Леонтий Кузьмич подошел к столу:

— Моя правда такая: пора бы уж вам, Степан Степанович, прекратить эту канитель, а то ведь стыдно от нее делается.

— Мне не стыдно, я шпалы не нес.

— Работаем мы, — продолжал Леонтий Кузьмич, не обращая внимания на замечания мастера, — весь день на морозе, да если станем еще ночью трястись, то толку от нас никакого не будет — заболеем.

— Не заболеете. На позициях вон люди в снегу лежат, а терпят. Мы в японскую войну тоже…

— Терпят — это верно, — согласился Тырнов, — а только если так дело пойдет дальше, то терпение лопнет и у тех, которые в окопах, и у тех, которые дома.

— Это как же понимать? — насторожился Самота.

— А вы, Степан Степанович, разве не знаете, как? После японской-то войны, в пятом году терпение лопнуло у народа? Лопнуло. Ну вот, так и надо понимать.

— Прекрати свою каторжную речь, сейчас же перестань, — приказал торопливо Самота. Он страшно боялся, когда при нем затевались недозволенные разговоры. — Я тебе про шпалу говорю, а ты про что? Пятый год вспомнил…

— А почему же не вспомнить хорошее, — спокойно сказал Тырнов.

— Хорошее… — Самота выскочил из-за стола, добежал до порога, затем повернулся и топнул ногой:

— Оштрафую всех за шпалу! А до тебя, Тырнов, каторжанская твоя душа, кроме всего прочего, доберутся особо, тебе покажут, как разводить смутьянские разговоры.

После ухода Самоты некоторое время все сидели молча, не двигаясь. Потом Вощин вскинул глаза на Тырнова:

— Ладно ли ты делаешь, Леонтий Кузьмич? Ведь мастер-то и в самом деле может съесть тебя?

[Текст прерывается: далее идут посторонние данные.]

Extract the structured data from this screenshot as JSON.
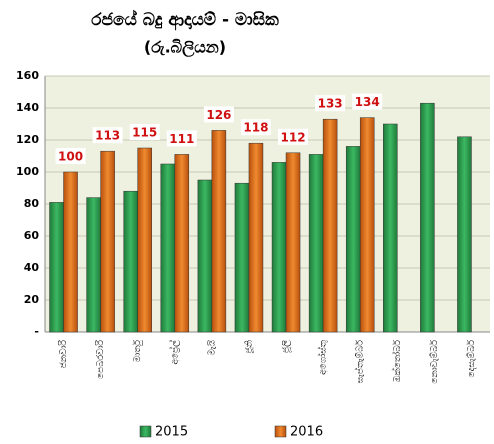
{
  "chart_data": {
    "type": "bar",
    "title": "රජයේ බදු ආදායම් - මාසික",
    "subtitle": "(රු.බිලියන)",
    "categories": [
      "ජනවාරි",
      "පෙබරවාරි",
      "මාර්තු",
      "අප්‍රේල්",
      "මැයි",
      "ජූනි",
      "ජූලි",
      "අගෝස්තු",
      "සැප්තැම්බර්",
      "ඔක්තෝබර්",
      "නොවැම්බර්",
      "දෙසැම්බර්"
    ],
    "series": [
      {
        "name": "2015",
        "color": "#2e9e4f",
        "values": [
          81,
          84,
          88,
          105,
          95,
          93,
          106,
          111,
          116,
          130,
          143,
          122
        ]
      },
      {
        "name": "2016",
        "color": "#e8731c",
        "values": [
          100,
          113,
          115,
          111,
          126,
          118,
          112,
          133,
          134,
          null,
          null,
          null
        ]
      }
    ],
    "data_labels_series": "2016",
    "ylim": [
      0,
      160
    ],
    "yticks": [
      {
        "value": 0,
        "label": "-"
      },
      20,
      40,
      60,
      80,
      100,
      120,
      140,
      160
    ],
    "grid": true,
    "legend": "bottom"
  }
}
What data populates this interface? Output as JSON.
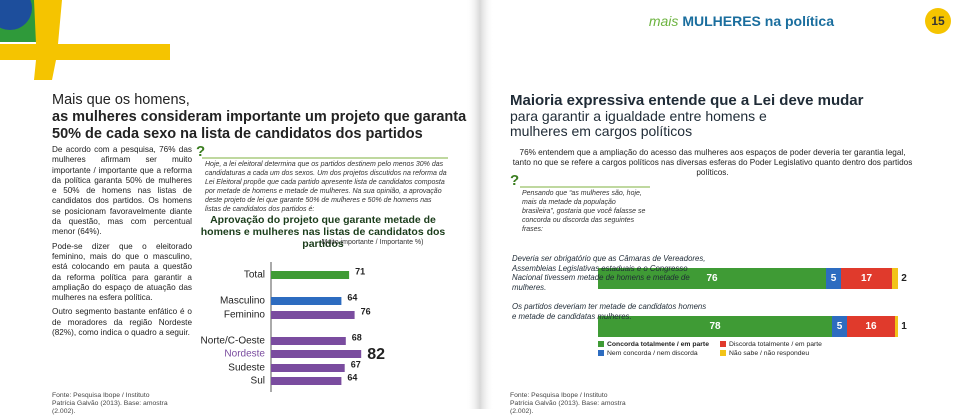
{
  "header": {
    "brand": "mais",
    "title": "MULHERES na política",
    "page": "15"
  },
  "left": {
    "heading": [
      "Mais que os homens,",
      "as mulheres consideram importante um projeto que garanta",
      "50% de cada sexo na lista de candidatos dos partidos"
    ],
    "paragraphs": [
      "De acordo com a pesquisa, 76% das mulheres afirmam ser muito importante / importante que a reforma da política garanta 50% de mulheres e 50% de homens nas listas de candidatos dos partidos. Os homens se posicionam favoravelmente diante da questão, mas com percentual menor (64%).",
      "Pode-se dizer que o eleitorado feminino, mais do que o masculino, está colocando em pauta a questão da reforma política para garantir a ampliação do espaço de atuação das mulheres na esfera política.",
      "Outro segmento bastante enfático é o de moradores da região Nordeste (82%), como indica o quadro a seguir."
    ],
    "source": "Fonte: Pesquisa Ibope / Instituto Patrícia Galvão (2013). Base: amostra (2.002)."
  },
  "middle": {
    "mark": "?",
    "question": "Hoje, a lei eleitoral determina que os partidos destinem pelo menos 30% das candidaturas a cada um dos sexos. Um dos projetos discutidos na reforma da Lei Eleitoral propõe que cada partido apresente lista de candidatos composta por metade de homens e metade de mulheres. Na sua opinião, a aprovação deste projeto de lei que garante 50% de mulheres e 50% de homens nas listas de candidatos dos partidos é:"
  },
  "right": {
    "title": "Maioria expressiva entende que a Lei deve mudar",
    "subtitle": "para garantir a igualdade entre homens e mulheres em cargos políticos",
    "paragraph": "76% entendem que a ampliação do acesso das mulheres aos espaços de poder deveria ter garantia legal, tanto no que se refere a cargos políticos nas diversas esferas do Poder Legislativo quanto dentro dos partidos políticos.",
    "mark": "?",
    "question": "Pensando que “as mulheres são, hoje, mais da metade da população brasileira”, gostaria que você falasse se concorda ou discorda das seguintes frases:",
    "source": "Fonte: Pesquisa Ibope / Instituto Patrícia Galvão (2013). Base: amostra (2.002)."
  },
  "chart_data": [
    {
      "type": "hbar",
      "title": "Aprovação do projeto que garante metade de homens e mulheres nas listas de candidatos dos partidos",
      "subtitle": "Muito importante / Importante %)",
      "categories": [
        "Total",
        "Masculino",
        "Feminino",
        "Norte/C-Oeste",
        "Nordeste",
        "Sudeste",
        "Sul"
      ],
      "values": [
        71,
        64,
        76,
        68,
        82,
        67,
        64
      ],
      "colors": [
        "#3f9b35",
        "#2d6cc0",
        "#7a4c9f",
        "#7a4c9f",
        "#7a4c9f",
        "#7a4c9f",
        "#7a4c9f"
      ]
    },
    {
      "type": "stacked-hbar",
      "categories": [
        "Deveria ser obrigatório que as Câmaras de Vereadores, Assembleias Legislativas estaduais e o Congresso Nacional tivessem metade de homens e metade de mulheres.",
        "Os partidos deveriam ter metade de candidatos homens e metade de candidatas mulheres."
      ],
      "series": [
        {
          "name": "Concorda totalmente / em parte",
          "color": "#3f9b35",
          "values": [
            76,
            78
          ]
        },
        {
          "name": "Nem concorda / nem discorda",
          "color": "#2d6cc0",
          "values": [
            5,
            5
          ]
        },
        {
          "name": "Discorda totalmente / em parte",
          "color": "#e03a2c",
          "values": [
            17,
            16
          ]
        },
        {
          "name": "Não sabe / não respondeu",
          "color": "#f2c318",
          "values": [
            2,
            1
          ]
        }
      ]
    }
  ]
}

— Э-э… — Тырнов махнул рукой и подался в угол.

Аким стал одеваться.

— Ты куда? — спросил Пашка Устюшкин.

— Пилите тут, а я схожу еще разок, — ответил Аким. — Сейчас самый аккурат: темно, да и он ни за что не подумает, чтобы мы еще раз пошли сегодня за шпалами.

ХОРОШИЙ КАТОРЖАНИН

Егорка не раз слышал слова «пятый год».

Отец и крестный как-то сидели за столом и рассуждали о войне. Мать гремела ухватом у пылающей печи и, кажется, даже не слушала их. Но вот отец, а за ним и крестный стали говорить про пятый год. Мать притихла, поставила ухват в угол, подошла к столу и приглушенным голосом зачастила:

— Довольно, мужики, довольно, перемените разговор, не забывайте, что у стен есть уши: подслушает кто-нибудь да передаст куда следует, а потом расхлебывайся.

«Выходит, что год этот, пятый, очень опасный, раз его так боятся все, и узнавать про него надо не дома, а на улице, где нет ни матери, ни ушастых стен», — решил Егорка…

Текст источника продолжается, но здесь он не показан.